Règlement de comptes ?
Pour le prévenu, le récit est différent. Il a d’ailleurs varié lors de ses différentes auditions. Le Calaisien a expliqué avoir vu deux migrants escalader les grilles de l’entreprise Umicore. Il aurait tiré avec sa carabine pour les faire fuir, sans forcément se rendre compte qu’il les touchait. Il a déclaré aussi qu’il avait un différend avec une famille calaisienne « pro-migrants », et qu’elle l’aurait menacé d’envoyer des migrants lui « régler son compte ». C’est pour se protéger qu’il se serait procuré une carabine à air comprimé. À l’audience, la présidente et la substitute du procureure ont souligné que le prévenu avait en tout cas tendance à « minimiser ses responsabilités » et qu’il n’avait « pas totalement conscience de ses actes ».
Agent de sécurité à Calais
Célibataire et sans enfants, le prévenu travaillait depuis deux ans comme agent de sécurité en CDI pour l’entreprise de son père, Littoral sécurité intervention, basée à Calais. Il vit chez ses parents et toute sa famille réside à Calais, dans le quartier du Fort-Nieulay.
Le jeune homme affiche déjà plusieurs condamnations au casier judiciaire pour des faits de petite et moyenne délinquance mais jamais pour des faits de menaces avec arme, selon la police de Calais. Sa dernière condamnation remonte à septembre 2012 : il avait déjà pour avocate maître Pauwels et avait écopé d’une amende pour avoir outragé un agent dépositaire de l’autorité publique.

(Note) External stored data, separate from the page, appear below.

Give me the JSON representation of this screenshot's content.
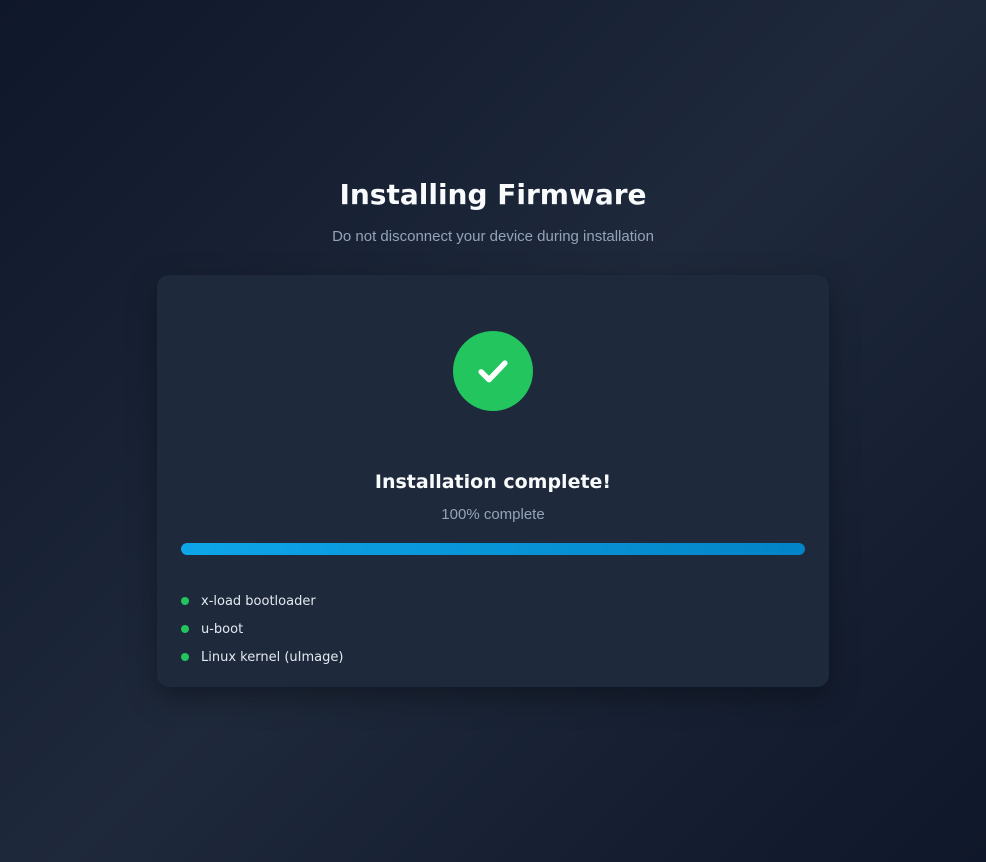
{
  "header": {
    "title": "Installing Firmware",
    "subtitle": "Do not disconnect your device during installation"
  },
  "status": {
    "icon": "checkmark-icon",
    "title": "Installation complete!",
    "percent_text": "100% complete",
    "progress": 1.0
  },
  "components": [
    {
      "label": "x-load bootloader",
      "state": "done"
    },
    {
      "label": "u-boot",
      "state": "done"
    },
    {
      "label": "Linux kernel (uImage)",
      "state": "done"
    }
  ],
  "colors": {
    "background": "#0f172a",
    "card": "#1e293b",
    "success": "#22c55e",
    "progress": "#0ea5e9",
    "muted_text": "#94a3b8"
  }
}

Il n’a pas souhaité s’exprimer devant les journalistes hier. Sa sœur et son avocate ont expliqué qu’elles ne souhaitaient pas parler non plus, « pour respecter ses volontés ». Pour l’instant, on connaît peu de choses de sa personnalité. Il aurait expliqué lors de ses auditions s’être procuré sa carabine en vente libre dans un magasin de Calais, mais n’avoir en aucun cas voulu commettre un acte raciste. Il semble que le prévenu travaillait le soir de l’agression. L’audience du 7 juillet devrait permettre d’en savoir plus.